Twenty-two people were taken to hospital after a bomb detonated on a packed commuter train in south-west London
London underground attack: Witnesses describe ‘fireball’ on Parsons Green tube
An underground station in a residential area of affluent south-west London was the setting for Britain’s fifth terror attack this year.
Twenty-two people were taken to hospital on Friday when a bomb exploded on a packed tube car in Parsons Green at 8.20am. Many of those injured are being treated for flash burns.
Eyewitnesses at the scene described a “fireball” coming towards them as the device detonated while the train was in the station.
"The first thing I saw was an orange sort of fireball encompassing the whole Tube", said Charlie Craven a city worker, who was on the train on his way to London’s financial centre.
He added: "Bit like you see on 24, the TV show, or a movie sort of situation."
More were injured in a stampede as passengers tried to flee from the platform and up the narrow stairway, fearing a further explosion or a gunman.
"People were being trampled on. I tried to get out of the way but I could feel myself getting pushed down the stairs," said Louis Hather, who was travelling three carriages along from where the explosion took place.

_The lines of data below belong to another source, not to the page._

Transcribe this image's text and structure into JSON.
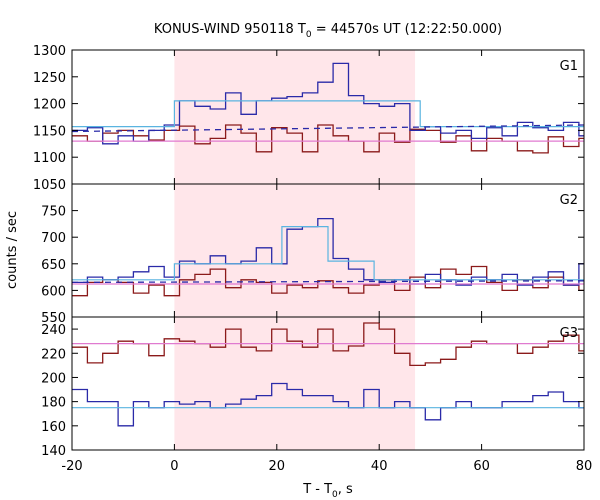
{
  "chart_data": {
    "type": "line",
    "title_parts": {
      "prefix": "KONUS-WIND 950118 T",
      "sub": "0",
      "suffix": " = 44570s UT (12:22:50.000)"
    },
    "xlabel_parts": {
      "prefix": "T - T",
      "sub": "0",
      "suffix": ", s"
    },
    "ylabel": "counts / sec",
    "xlim": [
      -20,
      80
    ],
    "xticks": [
      -20,
      0,
      20,
      40,
      60,
      80
    ],
    "highlight_interval": [
      0,
      47
    ],
    "colors": {
      "dark_red": "#8b1a1a",
      "blue": "#2a2aa8",
      "light_blue": "#5ab4e0",
      "pink": "#e07ad0",
      "shade": "#ffe6ea"
    },
    "panels": [
      {
        "label": "G1",
        "ylim": [
          1050,
          1300
        ],
        "yticks": [
          1050,
          1100,
          1150,
          1200,
          1250,
          1300
        ],
        "series": [
          {
            "kind": "step",
            "color": "dark_red",
            "x": [
              -20,
              -17,
              -14,
              -11,
              -8,
              -5,
              -2,
              1,
              4,
              7,
              10,
              13,
              16,
              19,
              22,
              25,
              28,
              31,
              34,
              37,
              40,
              43,
              46,
              49,
              52,
              55,
              58,
              61,
              64,
              67,
              70,
              73,
              76,
              79,
              80
            ],
            "y": [
              1140,
              1130,
              1145,
              1150,
              1140,
              1132,
              1150,
              1158,
              1125,
              1135,
              1160,
              1145,
              1110,
              1155,
              1145,
              1110,
              1160,
              1140,
              1130,
              1110,
              1145,
              1128,
              1152,
              1150,
              1128,
              1140,
              1112,
              1135,
              1130,
              1112,
              1108,
              1138,
              1120,
              1135,
              1135
            ]
          },
          {
            "kind": "step",
            "color": "blue",
            "x": [
              -20,
              -17,
              -14,
              -11,
              -8,
              -5,
              -2,
              1,
              4,
              7,
              10,
              13,
              16,
              19,
              22,
              25,
              28,
              31,
              34,
              37,
              40,
              43,
              46,
              49,
              52,
              55,
              58,
              61,
              64,
              67,
              70,
              73,
              76,
              79,
              80
            ],
            "y": [
              1150,
              1155,
              1125,
              1140,
              1130,
              1150,
              1160,
              1205,
              1195,
              1190,
              1220,
              1180,
              1205,
              1210,
              1213,
              1220,
              1240,
              1275,
              1215,
              1200,
              1195,
              1200,
              1150,
              1157,
              1145,
              1150,
              1135,
              1155,
              1140,
              1165,
              1155,
              1150,
              1165,
              1140,
              1140
            ]
          },
          {
            "kind": "step",
            "color": "light_blue",
            "x": [
              -20,
              0,
              0,
              48,
              48,
              80
            ],
            "y": [
              1157,
              1157,
              1205,
              1205,
              1157,
              1157
            ]
          },
          {
            "kind": "dashed",
            "color": "blue",
            "x": [
              -20,
              80
            ],
            "y": [
              1148,
              1160
            ]
          },
          {
            "kind": "flat",
            "color": "pink",
            "x": [
              -20,
              80
            ],
            "y": [
              1130,
              1130
            ]
          }
        ]
      },
      {
        "label": "G2",
        "ylim": [
          550,
          800
        ],
        "yticks": [
          550,
          600,
          650,
          700,
          750
        ],
        "series": [
          {
            "kind": "step",
            "color": "dark_red",
            "x": [
              -20,
              -17,
              -14,
              -11,
              -8,
              -5,
              -2,
              1,
              4,
              7,
              10,
              13,
              16,
              19,
              22,
              25,
              28,
              31,
              34,
              37,
              40,
              43,
              46,
              49,
              52,
              55,
              58,
              61,
              64,
              67,
              70,
              73,
              76,
              79,
              80
            ],
            "y": [
              590,
              615,
              620,
              615,
              595,
              610,
              590,
              620,
              630,
              640,
              605,
              620,
              615,
              595,
              610,
              605,
              618,
              605,
              595,
              610,
              620,
              600,
              625,
              605,
              640,
              630,
              645,
              615,
              600,
              620,
              605,
              625,
              610,
              600,
              600
            ]
          },
          {
            "kind": "step",
            "color": "blue",
            "x": [
              -20,
              -17,
              -14,
              -11,
              -8,
              -5,
              -2,
              1,
              4,
              7,
              10,
              13,
              16,
              19,
              22,
              25,
              28,
              31,
              34,
              37,
              40,
              43,
              46,
              49,
              52,
              55,
              58,
              61,
              64,
              67,
              70,
              73,
              76,
              79,
              80
            ],
            "y": [
              615,
              625,
              620,
              625,
              635,
              645,
              625,
              655,
              650,
              665,
              650,
              655,
              680,
              650,
              715,
              720,
              735,
              660,
              640,
              620,
              615,
              620,
              612,
              630,
              620,
              610,
              625,
              620,
              630,
              610,
              625,
              635,
              610,
              650,
              650
            ]
          },
          {
            "kind": "step",
            "color": "light_blue",
            "x": [
              -20,
              0,
              0,
              21,
              21,
              30,
              30,
              39,
              39,
              80
            ],
            "y": [
              620,
              620,
              650,
              650,
              720,
              720,
              655,
              655,
              620,
              620
            ]
          },
          {
            "kind": "dashed",
            "color": "blue",
            "x": [
              -20,
              80
            ],
            "y": [
              615,
              618
            ]
          },
          {
            "kind": "flat",
            "color": "pink",
            "x": [
              -20,
              80
            ],
            "y": [
              612,
              612
            ]
          }
        ]
      },
      {
        "label": "G3",
        "ylim": [
          140,
          250
        ],
        "yticks": [
          140,
          160,
          180,
          200,
          220,
          240
        ],
        "series": [
          {
            "kind": "step",
            "color": "dark_red",
            "x": [
              -20,
              -17,
              -14,
              -11,
              -8,
              -5,
              -2,
              1,
              4,
              7,
              10,
              13,
              16,
              19,
              22,
              25,
              28,
              31,
              34,
              37,
              40,
              43,
              46,
              49,
              52,
              55,
              58,
              61,
              64,
              67,
              70,
              73,
              76,
              79,
              80
            ],
            "y": [
              225,
              212,
              220,
              230,
              228,
              218,
              232,
              230,
              228,
              225,
              240,
              225,
              222,
              240,
              230,
              225,
              240,
              222,
              226,
              245,
              240,
              220,
              210,
              212,
              215,
              225,
              230,
              228,
              228,
              220,
              225,
              230,
              235,
              222,
              222
            ]
          },
          {
            "kind": "step",
            "color": "blue",
            "x": [
              -20,
              -17,
              -14,
              -11,
              -8,
              -5,
              -2,
              1,
              4,
              7,
              10,
              13,
              16,
              19,
              22,
              25,
              28,
              31,
              34,
              37,
              40,
              43,
              46,
              49,
              52,
              55,
              58,
              61,
              64,
              67,
              70,
              73,
              76,
              79,
              80
            ],
            "y": [
              190,
              180,
              180,
              160,
              180,
              175,
              180,
              178,
              180,
              175,
              178,
              182,
              185,
              195,
              190,
              185,
              185,
              180,
              175,
              190,
              175,
              180,
              175,
              165,
              175,
              180,
              175,
              175,
              180,
              180,
              185,
              188,
              180,
              175,
              175
            ]
          },
          {
            "kind": "flat",
            "color": "light_blue",
            "x": [
              -20,
              80
            ],
            "y": [
              175,
              175
            ]
          },
          {
            "kind": "flat",
            "color": "pink",
            "x": [
              -20,
              80
            ],
            "y": [
              228,
              228
            ]
          }
        ]
      }
    ]
  }
}
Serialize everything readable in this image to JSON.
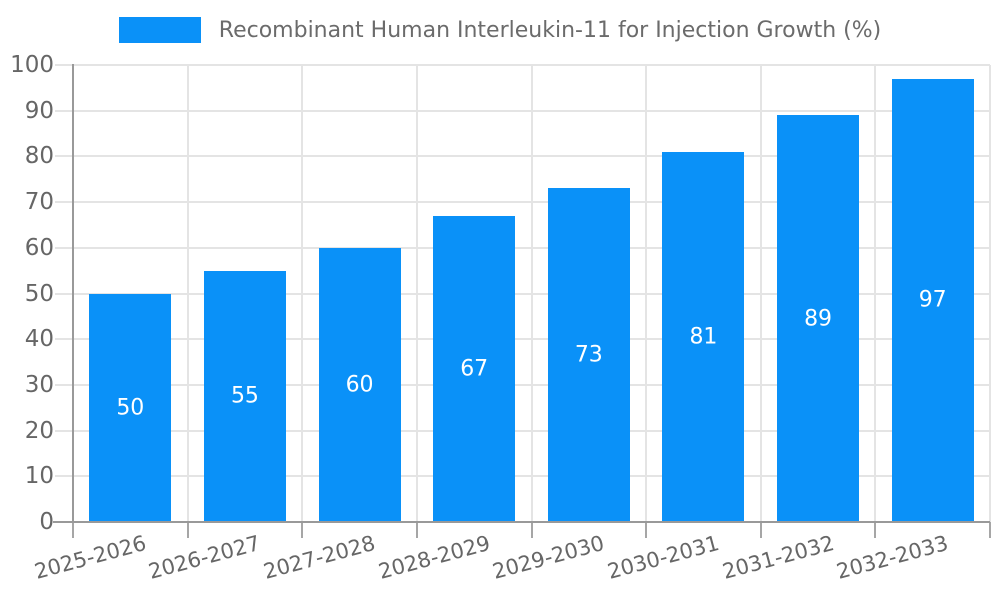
{
  "legend": {
    "label": "Recombinant Human Interleukin-11 for Injection Growth (%)"
  },
  "chart_data": {
    "type": "bar",
    "title": "Recombinant Human Interleukin-11 for Injection Growth (%)",
    "categories": [
      "2025-2026",
      "2026-2027",
      "2027-2028",
      "2028-2029",
      "2029-2030",
      "2030-2031",
      "2031-2032",
      "2032-2033"
    ],
    "values": [
      50,
      55,
      60,
      67,
      73,
      81,
      89,
      97
    ],
    "xlabel": "",
    "ylabel": "",
    "ylim": [
      0,
      100
    ],
    "ytick_step": 10,
    "yticks": [
      0,
      10,
      20,
      30,
      40,
      50,
      60,
      70,
      80,
      90,
      100
    ],
    "grid": true,
    "legend_position": "top-center",
    "value_labels": "inside-center",
    "x_label_rotation_deg": -15,
    "colors": {
      "bar": "#0a91f8",
      "grid": "#e4e4e4",
      "axis": "#999999",
      "tick": "#a6a6a6",
      "axis_label": "#666666",
      "legend_text": "#6b6b6b",
      "value_label": "#ffffff",
      "background": "#ffffff"
    }
  }
}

"I went back and got my stuff. I could smell the burning. Like when you burn plastic."
Mr Hather, an IT worker, suffered cuts and bruising to his leg while trying to exit the station.
Other people at the scene described children being caught up in the crush as well as a pregnant woman falling on the stairs.

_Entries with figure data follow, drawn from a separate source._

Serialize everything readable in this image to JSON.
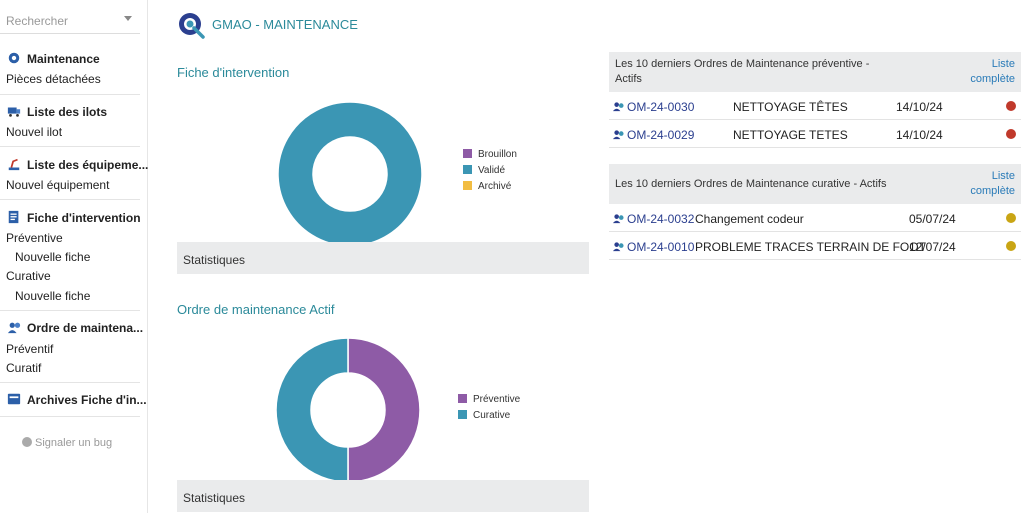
{
  "sidebar": {
    "search_placeholder": "Rechercher",
    "sections": [
      {
        "title": "Maintenance",
        "icon": "gear-icon",
        "items": [
          "Pièces détachées"
        ]
      },
      {
        "title": "Liste des ilots",
        "icon": "truck-icon",
        "items": [
          "Nouvel ilot"
        ]
      },
      {
        "title": "Liste des équipeme...",
        "icon": "robot-arm-icon",
        "items": [
          "Nouvel équipement"
        ]
      },
      {
        "title": "Fiche d'intervention",
        "icon": "document-icon",
        "items": [
          "Préventive",
          "Nouvelle fiche",
          "Curative",
          "Nouvelle fiche"
        ]
      },
      {
        "title": "Ordre de maintena...",
        "icon": "user-wrench-icon",
        "items": [
          "Préventif",
          "Curatif"
        ]
      },
      {
        "title": "Archives Fiche d'in...",
        "icon": "archive-icon",
        "items": []
      }
    ],
    "bug_label": "Signaler un bug"
  },
  "header": {
    "title": "GMAO - MAINTENANCE",
    "logo_icon": "gear-wrench-icon"
  },
  "panels": {
    "fiche": {
      "title": "Fiche d'intervention",
      "stats_label": "Statistiques",
      "legend": [
        {
          "label": "Brouillon",
          "color": "#8e5ba6"
        },
        {
          "label": "Validé",
          "color": "#3b96b4"
        },
        {
          "label": "Archivé",
          "color": "#f2bd42"
        }
      ]
    },
    "ordre": {
      "title": "Ordre de maintenance Actif",
      "stats_label": "Statistiques",
      "legend": [
        {
          "label": "Préventive",
          "color": "#8e5ba6"
        },
        {
          "label": "Curative",
          "color": "#3b96b4"
        }
      ]
    }
  },
  "chart_data": [
    {
      "type": "pie",
      "title": "Fiche d'intervention",
      "categories": [
        "Brouillon",
        "Validé",
        "Archivé"
      ],
      "values": [
        0,
        100,
        0
      ],
      "colors": [
        "#8e5ba6",
        "#3b96b4",
        "#f2bd42"
      ]
    },
    {
      "type": "pie",
      "title": "Ordre de maintenance Actif",
      "categories": [
        "Préventive",
        "Curative"
      ],
      "values": [
        50,
        50
      ],
      "colors": [
        "#8e5ba6",
        "#3b96b4"
      ]
    }
  ],
  "tables": {
    "preventive": {
      "title": "Les 10 derniers Ordres de Maintenance préventive - Actifs",
      "link": "Liste complète",
      "rows": [
        {
          "ref": "OM-24-0030",
          "label": "NETTOYAGE TÊTES",
          "date": "14/10/24",
          "status_color": "#c0392b"
        },
        {
          "ref": "OM-24-0029",
          "label": "NETTOYAGE TETES",
          "date": "14/10/24",
          "status_color": "#c0392b"
        }
      ]
    },
    "curative": {
      "title": "Les 10 derniers Ordres de Maintenance curative - Actifs",
      "link": "Liste complète",
      "rows": [
        {
          "ref": "OM-24-0032",
          "label": "Changement codeur",
          "date": "05/07/24",
          "status_color": "#c9a514"
        },
        {
          "ref": "OM-24-0010",
          "label": "PROBLEME TRACES TERRAIN DE FOOT",
          "date": "12/07/24",
          "status_color": "#c9a514"
        }
      ]
    }
  }
}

"People were falling over each other," said Sally Faulding, a 51-year-old teacher.
Emergency services arrived at the scene promptly and area surrounding the station, which lies in a leafy district in the borough of Hammersmith and Fulham, was cordoned off by police.
Hours after the explosion, the area is still cordoned off and there is a heavy police presence.

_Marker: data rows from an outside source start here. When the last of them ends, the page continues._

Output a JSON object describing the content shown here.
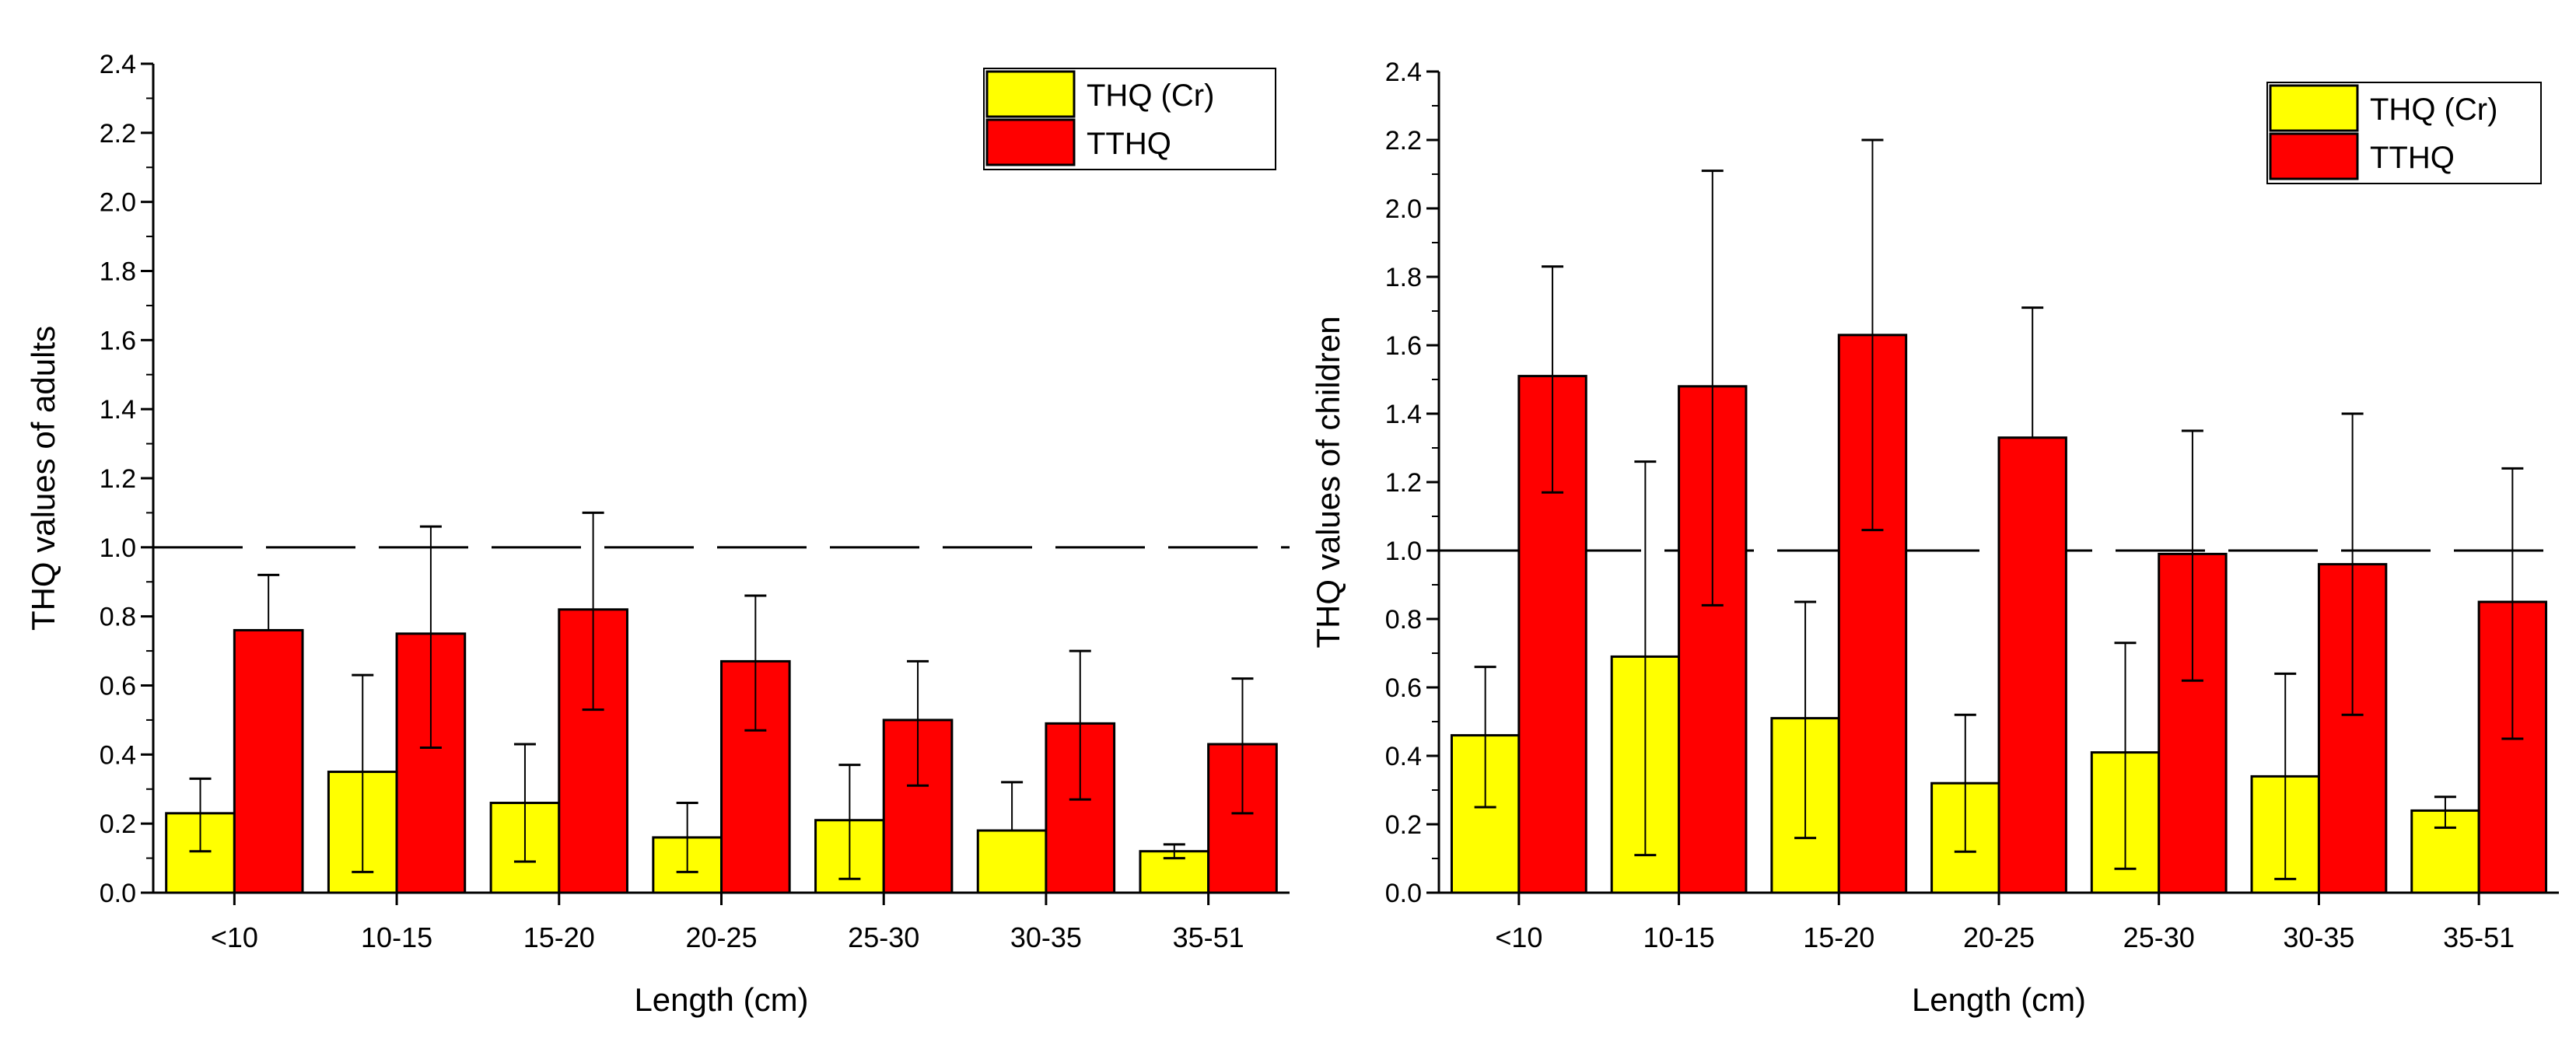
{
  "chart_data": [
    {
      "type": "bar",
      "xlabel": "Length (cm)",
      "ylabel": "THQ values of adults",
      "ylim": [
        0,
        2.4
      ],
      "yticks": [
        "0.0",
        "0.2",
        "0.4",
        "0.6",
        "0.8",
        "1.0",
        "1.2",
        "1.4",
        "1.6",
        "1.8",
        "2.0",
        "2.2",
        "2.4"
      ],
      "categories": [
        "<10",
        "10-15",
        "15-20",
        "20-25",
        "25-30",
        "30-35",
        "35-51"
      ],
      "reference_line": 1.0,
      "legend": "top-right",
      "series": [
        {
          "name": "THQ (Cr)",
          "color": "#ffff00",
          "values": [
            0.23,
            0.35,
            0.26,
            0.16,
            0.21,
            0.18,
            0.12
          ],
          "err_upper": [
            0.33,
            0.63,
            0.43,
            0.26,
            0.37,
            0.32,
            0.14
          ],
          "err_lower": [
            0.12,
            0.06,
            0.09,
            0.06,
            0.04,
            null,
            0.1
          ]
        },
        {
          "name": "TTHQ",
          "color": "#ff0000",
          "values": [
            0.76,
            0.75,
            0.82,
            0.67,
            0.5,
            0.49,
            0.43
          ],
          "err_upper": [
            0.92,
            1.06,
            1.1,
            0.86,
            0.67,
            0.7,
            0.62
          ],
          "err_lower": [
            null,
            0.42,
            0.53,
            0.47,
            0.31,
            0.27,
            0.23
          ]
        }
      ]
    },
    {
      "type": "bar",
      "xlabel": "Length (cm)",
      "ylabel": "THQ values of children",
      "ylim": [
        0,
        2.4
      ],
      "yticks": [
        "0.0",
        "0.2",
        "0.4",
        "0.6",
        "0.8",
        "1.0",
        "1.2",
        "1.4",
        "1.6",
        "1.8",
        "2.0",
        "2.2",
        "2.4"
      ],
      "categories": [
        "<10",
        "10-15",
        "15-20",
        "20-25",
        "25-30",
        "30-35",
        "35-51"
      ],
      "reference_line": 1.0,
      "legend": "top-right",
      "series": [
        {
          "name": "THQ (Cr)",
          "color": "#ffff00",
          "values": [
            0.46,
            0.69,
            0.51,
            0.32,
            0.41,
            0.34,
            0.24
          ],
          "err_upper": [
            0.66,
            1.26,
            0.85,
            0.52,
            0.73,
            0.64,
            0.28
          ],
          "err_lower": [
            0.25,
            0.11,
            0.16,
            0.12,
            0.07,
            0.04,
            0.19
          ]
        },
        {
          "name": "TTHQ",
          "color": "#ff0000",
          "values": [
            1.51,
            1.48,
            1.63,
            1.33,
            0.99,
            0.96,
            0.85
          ],
          "err_upper": [
            1.83,
            2.11,
            2.2,
            1.71,
            1.35,
            1.4,
            1.24
          ],
          "err_lower": [
            1.17,
            0.84,
            1.06,
            null,
            0.62,
            0.52,
            0.45
          ]
        }
      ]
    }
  ]
}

However, joggers can be seen running around the street while mothers are pushing prams. Diners are sitting on terraces in nearby restaurants enjoying an unusually-sunny September.
An owner of a pizzeria is handing out free food and water to police, press and residents stood around the cordon.
People appear to be carrying on despite the horror that took place earlier on that day.
“I travel to Parsons Green by tube every morning,” said an office worker, stood observing the world’s media who had descended on the scene. “It’s scary but you can’t just stop what you do because of something like this?”